Let the range of the function \[ f(x) = \frac{1}{2 + \sin 3x + \cos 3x}, \, x \in \mathbb{R} \, \text{be } [a, b]. \] If \( \alpha \) and \( \beta \) are respectively the arithmetic mean (A.M.) and the geometric mean (G.M.) of \( a \) and \( b \), then \( \frac{\alpha}{\beta} \) is equal to:

• A. \( \sqrt{2} \)
• B. 2
• C. \( \sqrt{\pi} \)
• D. \( \pi \)

Answer 1

The Correct Option is A

To find the range of the function \(f(x) = \frac{1}{2 + \sin 3x + \cos 3x}\), where \(x \in \mathbb{R}\), we start by exploring the expression \(2 + \sin 3x + \cos 3x\).

We know:

• The range of \(\sin \theta \, \text{and} \, \cos \theta\) are both \([-1, 1]\).

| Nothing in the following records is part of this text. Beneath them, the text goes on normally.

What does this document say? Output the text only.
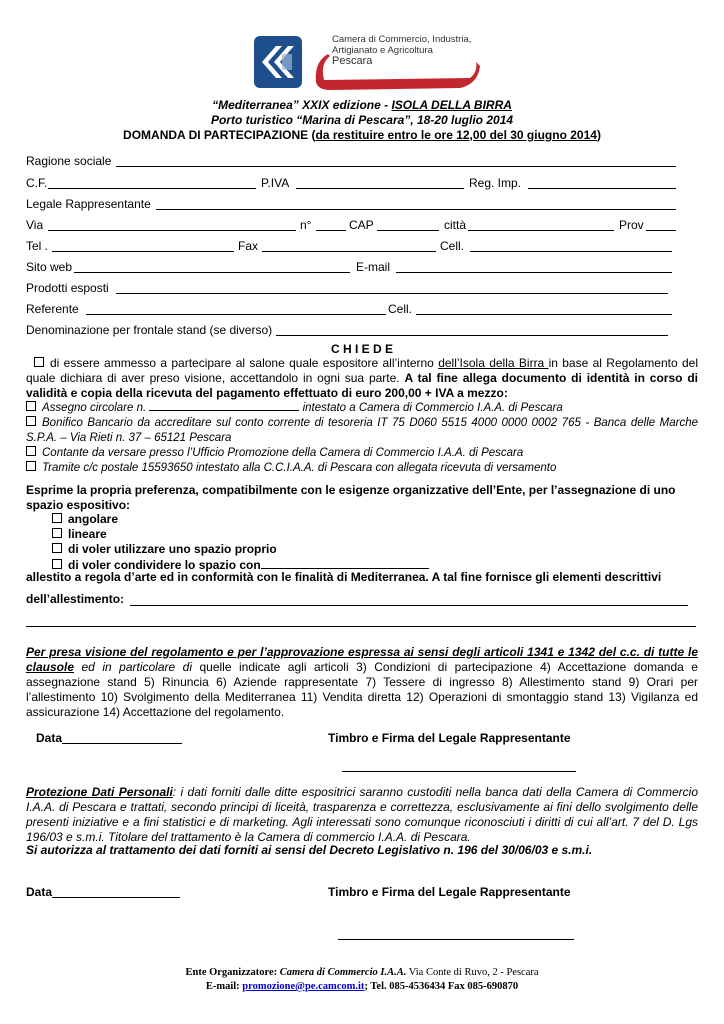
Camera di Commercio, Industria,
Artigianato e Agricoltura
Pescara
“Mediterranea” XXIX edizione - ISOLA DELLA BIRRA
Porto turistico “Marina di Pescara”, 18-20 luglio 2014
DOMANDA DI PARTECIPAZIONE (da restituire entro le ore 12,00 del 30 giugno 2014)
Ragione sociale
C.F.	P.IVA	Reg. Imp.
Legale Rappresentante
Via	n°	CAP	città	Prov
Tel .	Fax	Cell.
Sito web	E-mail
Prodotti esposti
Referente	Cell.
Denominazione per frontale stand (se diverso)
C H I E D E
di essere ammesso a partecipare al salone quale espositore all’interno dell’Isola della Birra in base al Regolamento del quale dichiara di aver preso visione, accettandolo in ogni sua parte. A tal fine allega documento di identità in corso di validità e copia della ricevuta del pagamento effettuato di euro 200,00 + IVA a mezzo:
Assegno circolare n.	intestato a Camera di Commercio I.A.A. di Pescara
Bonifico Bancario da accreditare sul conto corrente di tesoreria IT 75 D060 5515 4000 0000 0002 765 - Banca delle Marche S.P.A. – Via Rieti n. 37 – 65121 Pescara
Contante da versare presso l’Ufficio Promozione della Camera di Commercio I.A.A. di Pescara
Tramite c/c postale 15593650 intestato alla C.C.I.A.A. di Pescara con allegata ricevuta di versamento
Esprime la propria preferenza, compatibilmente con le esigenze organizzative dell’Ente, per l’assegnazione di uno spazio espositivo:
angolare
lineare
di voler utilizzare uno spazio proprio
di voler condividere lo spazio con
allestito a regola d’arte ed in conformità con le finalità di Mediterranea. A tal fine fornisce gli elementi descrittivi
dell’allestimento:
Per presa visione del regolamento e per l’approvazione espressa ai sensi degli articoli 1341 e 1342 del c.c. di tutte le clausole ed in particolare di quelle indicate agli articoli 3) Condizioni di partecipazione 4) Accettazione domanda e assegnazione stand 5) Rinuncia 6) Aziende rappresentate 7) Tessere di ingresso 8) Allestimento stand 9) Orari per l’allestimento 10) Svolgimento della Mediterranea 11) Vendita diretta 12) Operazioni di smontaggio stand 13) Vigilanza ed assicurazione 14) Accettazione del regolamento.
Data	Timbro e Firma del Legale Rappresentante
Protezione Dati Personali: i dati forniti dalle ditte espositrici saranno custoditi nella banca dati della Camera di Commercio I.A.A. di Pescara e trattati, secondo principi di liceità, trasparenza e correttezza, esclusivamente ai fini dello svolgimento delle presenti iniziative e a fini statistici e di marketing. Agli interessati sono comunque riconosciuti i diritti di cui all’art. 7 del D. Lgs 196/03 e s.m.i. Titolare del trattamento è la Camera di commercio I.A.A. di Pescara.
Si autorizza al trattamento dei dati forniti ai sensi del Decreto Legislativo n. 196 del 30/06/03 e s.m.i.
Data	Timbro e Firma del Legale Rappresentante
Ente Organizzatore: Camera di Commercio I.A.A. Via Conte di Ruvo, 2 - Pescara
E-mail: promozione@pe.camcom.it; Tel. 085-4536434 Fax 085-690870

Thus, the expression \(2 + \sin 3x + \cos 3x\) can be written as:

\(2 + r \sqrt{2} \sin(3x + \phi)\), where \(r = \sqrt{(\sqrt{2})^2 + (\sqrt{2})^2} = \sqrt{2}\)

This simplifies to:

\(2 + \sqrt{2} (\sin 3x + \cos 3x) = 2 + \sqrt{2} \sqrt{1} \sin(3x + \phi)\)

The maximum value of \(\sin(3x + \phi)\) is 1, and the minimum value is -1.

So, the minimum and maximum values of \(2 + \sin 3x + \cos 3x\) are:

• Minimum: \(2 - \sqrt{2}\)
• Maximum: \(2 + \sqrt{2}\)

Thus, the range of \(f(x)\) is the reciprocal of these maximum and minimum values:

• Maximum of \(f(x)\) is \(\frac{1}{2 - \sqrt{2}}\)
• Minimum of \(f(x)\) is \(\frac{1}{2 + \sqrt{2}}\)

Therefore, the range of \(f(x)\) is \(\left[\frac{1}{2 + \sqrt{2}}, \frac{1}{2 - \sqrt{2}}\right]\).

Now, let's calculate the arithmetic mean (\(\alpha\)) and geometric mean (\(\beta\)) of \(a\) and \(b\).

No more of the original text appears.